The Qatar Genome Research Consortium has published an in-depth analysis of more than 6000 whole genomes from Qatar, which the researchers hope will bring new insights for treating and diagnosing disease as well as shedding light on the history of population movements in the area.
Genomic studies to date have largely focused on people of white European ancestry, which can be problematic as new clinical tools such as polygenic risk scores are then less accurate in non-white populations.
There is little available genomic data from the Middle-East and populations in or from these areas. Including 6,218 Qatari genomes, this study presents the biggest dataset from this area so far.
The researchers carried out an in-depth analysis of the genomes looking for both health and genealogical markers, which was published in the journal Nature Communications.
Commenting in a press statement, Asmaa Althani, a professor at Hamad Bin Khalifa University, and Chair of the National Genome Qatar Committee said: “As producers of the largest genomic dataset in the region, we hold a responsibility… to represent our part of the world and fill many of the existing knowledge gaps on genomics of the Middle Eastern populations. This paper is a great example of the role that we play.”
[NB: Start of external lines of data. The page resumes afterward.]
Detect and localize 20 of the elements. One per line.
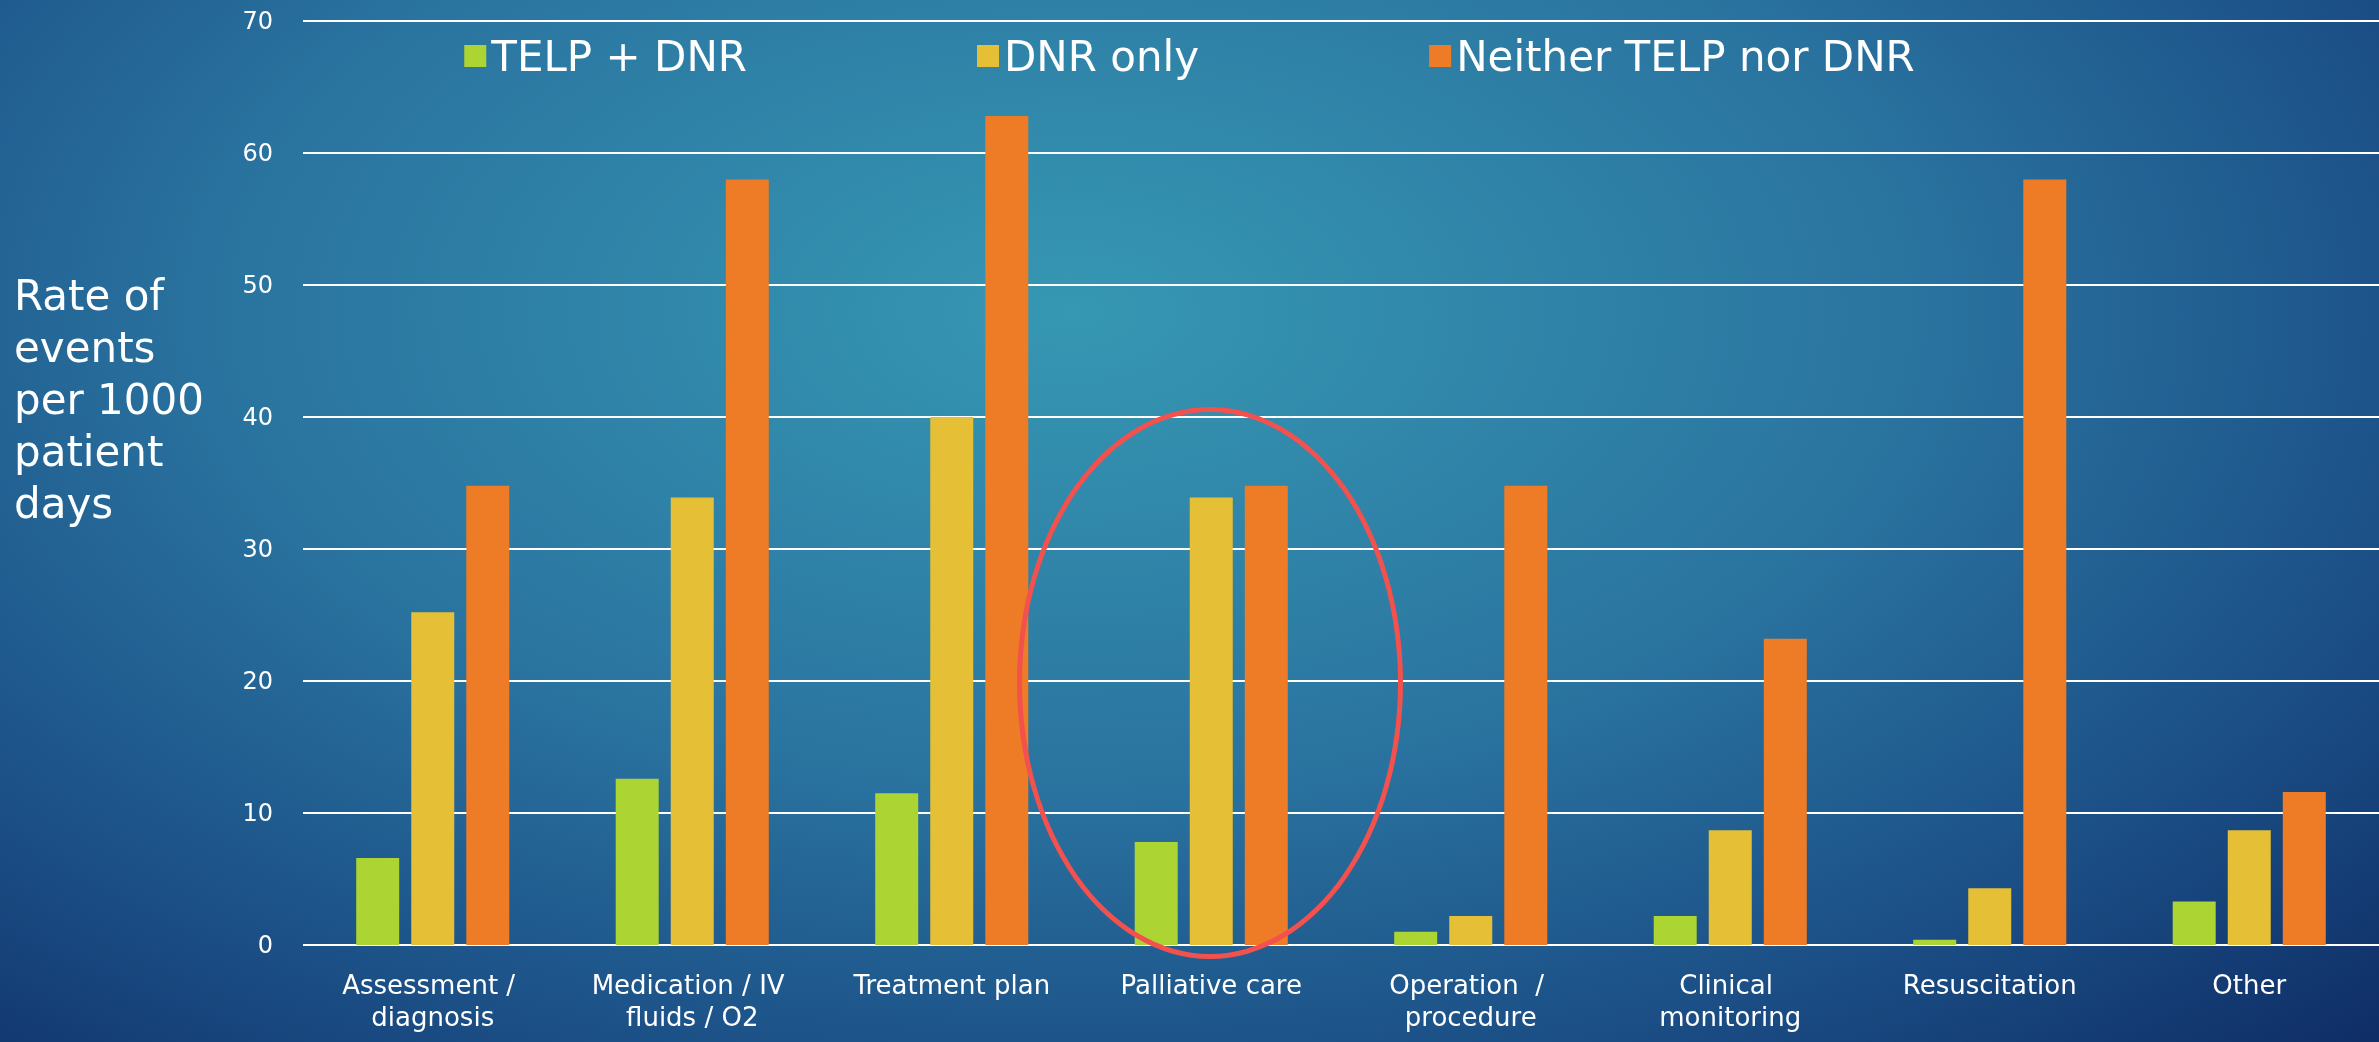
y-tick-label: 50 — [242, 271, 273, 299]
x-tick-label: Resuscitation — [1902, 970, 2077, 1000]
x-tick-label: Operation / procedure — [1389, 970, 1553, 1032]
x-tick-label: Medication / IV fluids / O2 — [591, 970, 793, 1032]
legend-label: Neither TELP nor DNR — [1456, 31, 1915, 81]
legend-label: TELP + DNR — [490, 31, 748, 81]
legend-label: DNR only — [1004, 31, 1200, 81]
x-tick-label: Treatment plan — [852, 970, 1051, 1000]
x-tick-label: Clinical monitoring — [1659, 970, 1802, 1032]
y-tick-label: 30 — [242, 535, 273, 563]
y-tick-label: 0 — [257, 931, 273, 959]
y-tick-label: 20 — [242, 667, 273, 695]
y-tick-label: 60 — [242, 139, 273, 167]
y-tick-label: 70 — [242, 7, 273, 35]
y-tick-label: 40 — [242, 403, 273, 431]
y-axis-title: Rate of events per 1000 patient days — [14, 270, 205, 530]
x-tick-label: Other — [2212, 970, 2287, 1000]
x-tick-label: Assessment / diagnosis — [342, 970, 524, 1032]
x-tick-label: Palliative care — [1120, 970, 1302, 1000]
y-tick-label: 10 — [242, 799, 273, 827]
From a medical perspective, this kind of data is very useful as it can show which disease-related variants are common or rare in different populations and can help improve the statistical power of genetic tests carried out to gauge future risk from diseases like cancer. Althani and colleagues have used the data to build a reference panel to impute genetic variation, which is the first one created solely for Arab populations.
This is particularly relevant as they found very high rates of homozygosity in the population, which suggests that novel disease risk genes may be present in this population group.
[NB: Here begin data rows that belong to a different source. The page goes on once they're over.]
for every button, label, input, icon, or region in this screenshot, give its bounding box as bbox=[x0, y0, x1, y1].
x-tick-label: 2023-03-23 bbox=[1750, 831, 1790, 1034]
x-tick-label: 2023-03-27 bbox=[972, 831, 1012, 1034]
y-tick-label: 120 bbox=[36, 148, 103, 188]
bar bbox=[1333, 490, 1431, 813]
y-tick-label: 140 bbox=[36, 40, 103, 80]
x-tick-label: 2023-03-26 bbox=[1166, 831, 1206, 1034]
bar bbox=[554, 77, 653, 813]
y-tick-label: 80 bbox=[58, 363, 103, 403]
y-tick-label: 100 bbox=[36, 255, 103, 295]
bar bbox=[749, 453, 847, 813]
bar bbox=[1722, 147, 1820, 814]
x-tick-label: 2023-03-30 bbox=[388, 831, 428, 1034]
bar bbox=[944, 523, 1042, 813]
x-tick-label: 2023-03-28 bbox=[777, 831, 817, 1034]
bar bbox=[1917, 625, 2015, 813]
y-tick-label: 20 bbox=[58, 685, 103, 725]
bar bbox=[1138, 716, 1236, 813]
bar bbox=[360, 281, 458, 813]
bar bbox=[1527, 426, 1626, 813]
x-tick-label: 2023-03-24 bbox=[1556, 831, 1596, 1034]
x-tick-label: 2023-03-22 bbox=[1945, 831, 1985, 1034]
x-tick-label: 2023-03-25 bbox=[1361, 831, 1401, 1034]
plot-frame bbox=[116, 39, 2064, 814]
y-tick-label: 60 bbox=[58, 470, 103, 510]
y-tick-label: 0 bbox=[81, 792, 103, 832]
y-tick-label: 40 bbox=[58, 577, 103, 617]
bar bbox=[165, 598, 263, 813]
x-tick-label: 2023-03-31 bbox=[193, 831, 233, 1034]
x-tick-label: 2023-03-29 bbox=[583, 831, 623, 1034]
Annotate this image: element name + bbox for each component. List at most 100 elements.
The researchers are based both at Hamad Bin Khalifa University and at Sidra Medicine, an academic research center in Qatar with a focus on implementing precision medicine in the Middle East. In addition to collecting data that can help implement precision medicine in the region, they also uncovered some interesting historical markers in the population by studying Y chromosome and mitochondrial DNA of the participants.
“Despite the relatively small size of the Qatari population, we discovered diverse ancestries relating to Europe, Asia, Africa and even South America. Notably we found a unique group of Peninsular Arabs as the most ancient of all modern Middle Eastern populations. This provides a fantastic addition to our knowledge of human genetic diversity,” commented Younes Mokrab, a principal investigator at Sidra Medicine and co-lead author of the study.
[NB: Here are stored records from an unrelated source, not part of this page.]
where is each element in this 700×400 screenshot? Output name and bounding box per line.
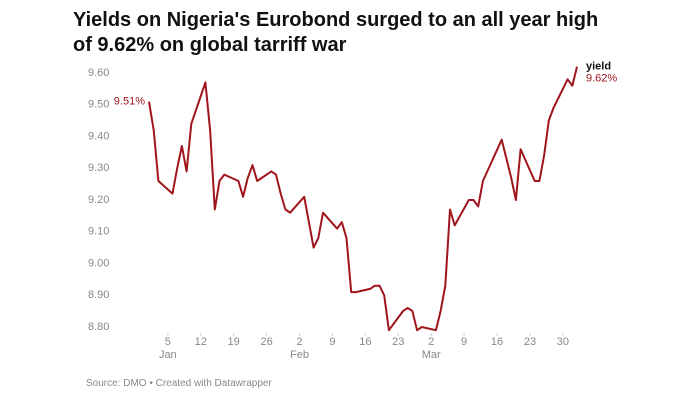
data-label: 9.62% bbox=[586, 73, 617, 85]
y-tick-label: 9.00 bbox=[88, 257, 109, 269]
x-tick-label: 9 bbox=[461, 336, 467, 348]
y-tick-label: 9.60 bbox=[88, 67, 109, 79]
y-tick-label: 9.10 bbox=[88, 226, 109, 238]
y-tick-label: 9.40 bbox=[88, 130, 109, 142]
x-tick-label: 9 bbox=[329, 336, 335, 348]
y-tick-label: 8.80 bbox=[88, 321, 109, 333]
x-tick-label: 26 bbox=[260, 336, 272, 348]
x-tick-label: 5 bbox=[165, 336, 171, 348]
data-label: 9.51% bbox=[114, 95, 145, 107]
x-tick-label: 2 bbox=[428, 336, 434, 348]
x-tick-label: 2 bbox=[296, 336, 302, 348]
y-tick-label: 9.30 bbox=[88, 162, 109, 174]
x-tick-label: 12 bbox=[195, 336, 207, 348]
legend-label: yield bbox=[586, 61, 611, 73]
x-tick-label: 19 bbox=[228, 336, 240, 348]
x-tick-label: 16 bbox=[491, 336, 503, 348]
x-tick-label: 30 bbox=[557, 336, 569, 348]
x-tick-label: 23 bbox=[392, 336, 404, 348]
month-label: Mar bbox=[422, 349, 441, 361]
y-tick-label: 9.20 bbox=[88, 194, 109, 206]
source-note: Source: DMO • Created with Datawrapper bbox=[86, 378, 272, 389]
month-label: Feb bbox=[290, 349, 309, 361]
y-tick-label: 9.50 bbox=[88, 99, 109, 111]
line bbox=[148, 66, 578, 332]
x-tick-label: 23 bbox=[524, 336, 536, 348]
chart-title: Yields on Nigeria's Eurobond surged to a… bbox=[73, 9, 599, 56]
y-tick-label: 8.90 bbox=[88, 289, 109, 301]
month-label: Jan bbox=[159, 349, 177, 361]
x-tick-label: 16 bbox=[359, 336, 371, 348]
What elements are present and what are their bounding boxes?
They found there was a population split from early Africans around 90,000 years ago and a split 30–42,000 years ago that preceded the formation of distinct Arab, European, and South Asian populations. There were also several population splits 12–20,000 years ago during the aridification of Arabia.
“The value of this resource will expand in the upcoming phases of Qatar Genome Program as tens of thousands of additional subjects will be sequenced over the next few years, enabling vital future genomic and medical research in the Middle East and globally,” conclude the authors.